Sex represents a major source of diversity among patients in terms of pathophysiology, clinical presentation, prognosis and response to therapy, and therefore sex (gender)-informed medicine is becoming a new paradigm to refine clinical decision making process in different human diseases. Myelodysplastic syndromes (MDS) are heterogeneous disease characterized by ineffective hematopoiesis and risk of leukemic evolution. We aimed to study clinical effect of sex in MDS as a basis to improve patient prognostication and personalized treatment.

Material and Methods

We analysed three MDS populations from disease-specific registries (Italian registry n=3015, Dusseldorf registry, n=1185 and Spanish registry, n=7678).

Results

We first analysed the association of sex with clinical and biological disease-specific features. These analyses were conducted on Italian MDS cohort. Considering WHO categories, female patients showed higher prevalence of single lineage dysplasia and MDS with del(5q), while males were characterized by higher frequency of multilineage dysplasia and excess blasts (P<.001). Considering cytogenetic abnormalities, an increased frequency of del(5q) in female patients was observed (P<.001).

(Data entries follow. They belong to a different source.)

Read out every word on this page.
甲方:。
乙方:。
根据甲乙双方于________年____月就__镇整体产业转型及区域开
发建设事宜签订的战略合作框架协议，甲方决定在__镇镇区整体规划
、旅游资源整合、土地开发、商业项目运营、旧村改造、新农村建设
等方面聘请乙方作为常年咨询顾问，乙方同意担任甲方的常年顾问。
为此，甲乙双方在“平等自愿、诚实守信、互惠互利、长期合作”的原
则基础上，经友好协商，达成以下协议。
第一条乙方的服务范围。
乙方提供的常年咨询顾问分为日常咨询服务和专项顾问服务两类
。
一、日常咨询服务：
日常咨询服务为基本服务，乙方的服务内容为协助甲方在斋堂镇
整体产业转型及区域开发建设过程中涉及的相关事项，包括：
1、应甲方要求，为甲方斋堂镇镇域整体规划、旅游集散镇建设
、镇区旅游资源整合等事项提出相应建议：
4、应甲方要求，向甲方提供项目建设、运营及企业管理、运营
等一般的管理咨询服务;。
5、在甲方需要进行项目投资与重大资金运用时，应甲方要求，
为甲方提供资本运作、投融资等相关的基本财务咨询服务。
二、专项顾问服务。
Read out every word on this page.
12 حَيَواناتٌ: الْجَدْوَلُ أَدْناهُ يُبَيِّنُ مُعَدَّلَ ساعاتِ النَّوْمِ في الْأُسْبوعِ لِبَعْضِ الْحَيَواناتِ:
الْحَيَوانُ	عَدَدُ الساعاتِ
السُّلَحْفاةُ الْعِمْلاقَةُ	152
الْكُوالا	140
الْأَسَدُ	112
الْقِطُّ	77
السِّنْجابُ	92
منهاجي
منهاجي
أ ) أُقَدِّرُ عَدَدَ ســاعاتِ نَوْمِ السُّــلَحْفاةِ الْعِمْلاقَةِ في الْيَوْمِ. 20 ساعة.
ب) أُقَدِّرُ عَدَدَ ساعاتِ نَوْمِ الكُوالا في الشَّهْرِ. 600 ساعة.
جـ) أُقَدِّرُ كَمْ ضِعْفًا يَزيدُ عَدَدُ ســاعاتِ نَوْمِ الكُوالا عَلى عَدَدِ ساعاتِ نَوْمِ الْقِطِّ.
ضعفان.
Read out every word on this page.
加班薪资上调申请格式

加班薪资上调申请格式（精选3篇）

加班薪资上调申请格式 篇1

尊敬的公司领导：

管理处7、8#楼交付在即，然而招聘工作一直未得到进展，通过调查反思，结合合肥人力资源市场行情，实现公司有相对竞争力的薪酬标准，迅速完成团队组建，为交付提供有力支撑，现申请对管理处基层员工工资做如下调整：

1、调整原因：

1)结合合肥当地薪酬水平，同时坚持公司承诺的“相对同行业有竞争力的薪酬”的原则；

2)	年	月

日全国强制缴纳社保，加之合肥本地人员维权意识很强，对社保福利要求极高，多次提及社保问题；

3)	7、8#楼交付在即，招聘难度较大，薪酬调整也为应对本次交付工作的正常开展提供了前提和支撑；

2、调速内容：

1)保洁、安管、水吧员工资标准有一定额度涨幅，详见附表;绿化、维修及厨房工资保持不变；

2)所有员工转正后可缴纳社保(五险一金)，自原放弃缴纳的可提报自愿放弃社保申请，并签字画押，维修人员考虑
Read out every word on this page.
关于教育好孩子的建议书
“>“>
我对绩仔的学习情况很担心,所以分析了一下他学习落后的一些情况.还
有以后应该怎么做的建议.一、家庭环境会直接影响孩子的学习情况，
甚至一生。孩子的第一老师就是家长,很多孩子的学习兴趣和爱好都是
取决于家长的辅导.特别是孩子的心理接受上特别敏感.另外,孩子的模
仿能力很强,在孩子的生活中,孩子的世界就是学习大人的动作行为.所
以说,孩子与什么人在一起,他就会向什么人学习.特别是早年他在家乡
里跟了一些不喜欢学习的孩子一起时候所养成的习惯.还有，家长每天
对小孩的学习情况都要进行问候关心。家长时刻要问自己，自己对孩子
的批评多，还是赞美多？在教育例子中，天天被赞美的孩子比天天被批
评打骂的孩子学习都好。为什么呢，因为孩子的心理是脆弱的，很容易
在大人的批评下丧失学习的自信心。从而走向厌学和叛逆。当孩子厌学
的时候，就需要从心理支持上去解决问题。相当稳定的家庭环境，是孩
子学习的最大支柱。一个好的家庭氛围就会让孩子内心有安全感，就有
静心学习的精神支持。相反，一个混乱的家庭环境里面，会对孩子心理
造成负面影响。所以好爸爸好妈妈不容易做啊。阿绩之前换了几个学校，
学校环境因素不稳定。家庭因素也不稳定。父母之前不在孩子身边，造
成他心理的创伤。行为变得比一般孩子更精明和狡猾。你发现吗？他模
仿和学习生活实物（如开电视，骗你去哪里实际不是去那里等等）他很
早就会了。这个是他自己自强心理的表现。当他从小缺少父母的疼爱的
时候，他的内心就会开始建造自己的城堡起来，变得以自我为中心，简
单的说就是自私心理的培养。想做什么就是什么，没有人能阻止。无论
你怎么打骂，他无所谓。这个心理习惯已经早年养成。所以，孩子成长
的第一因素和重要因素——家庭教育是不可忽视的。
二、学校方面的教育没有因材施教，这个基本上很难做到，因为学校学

We analysed mutations in 47 MDS-associated genes. Males presented higher prevalence of mutations with respect to females (82.2% vs. 76.2%, P<.001), with higher prevalence of co-mutations. Considering specific gene pathways, splicing factors mutations were reported more frequently in males vs. females (66% vs. 56%, P<.001). Focusing on MDS with ring sideroblasts (MDS-RS), we noticed a significant different distribution of splicing factor mutations according to sex: SF3B1 was mutated in large majority of female patients (95% of mutated cases), while SRSF2 and ZRSR2 mutations accounts for a significant proportion (26%) of mutated cases in males. In addition, males showed higher prevalence of mutations in DNA methylation genes (P<.001), while tumor suppressor genes (TP53) were more frequently mutated in female patients. Clustering analysis showed specific co-mutation patterns in splicing and DNA methylation genes according to sex.

Overall survival was significantly worse for male vs. female patients (P<.001). In a multivariable analysis including age, neutrophils, hemoglobin and platelet counts, percentage of marrow blasts and cytogenetics as covariate, sex showed an independent effect on probability of survival (HR for female vs. male patients 0.56, P=.012). The prognostic effect of sex was observed in very-low, low and intermediate risk category according to IPSS-R (Table 1). The independent prognostic effect of sex was confirmed in two independent populations (Dusseldorf and Spanish registries).

Competitive risk analysis showed higher prevalence of non-leukemic vs. leukemic deaths (P<.001) in patients with early disease stage. In these patients, we observed a higher prevalence of cardiac comorbidity/deaths in males vs. females (P<.001 and P=.005, respectively). Moreover, the risk of non-leukemic death was higher in males vs. females especially when hemoglobin levels were <10 g/dl. These results suggest that in MDS patients, sex may capture prognostic information on the detrimental interactions between anemia and cardiac comorbidity.

As a final step we aimed to integrate the prognostic value of sex into currently available prognostic systems (IPSS-R). We used random effects Cox proportional-hazards multistate modelling for developing an innovative personalized prognostic model (“Sex and age-adjusted IPSS-R”, IPSS-RAS). All the three study populations were included (n=11.878). The predicted and observed outcomes correlate well in internal cross-validation. IPSS-RAS substantially improved predictive accuracy of original IPSS-R (concordance 0.68 vs. 0.62), especially in patients with early disease stage. Interestingly, demographic factors (age and sex) accounted for >30% of whole prognostic power.

Conclusion

In MDS, sex captures additional prognostic information at individual patient level, possibly reflecting a different molecular background and, most importantly, a sex-specific interaction between disease-related factors and comorbidity. Our results strengthen the rationale to include sex in personalized prognostic assessment in these diseases.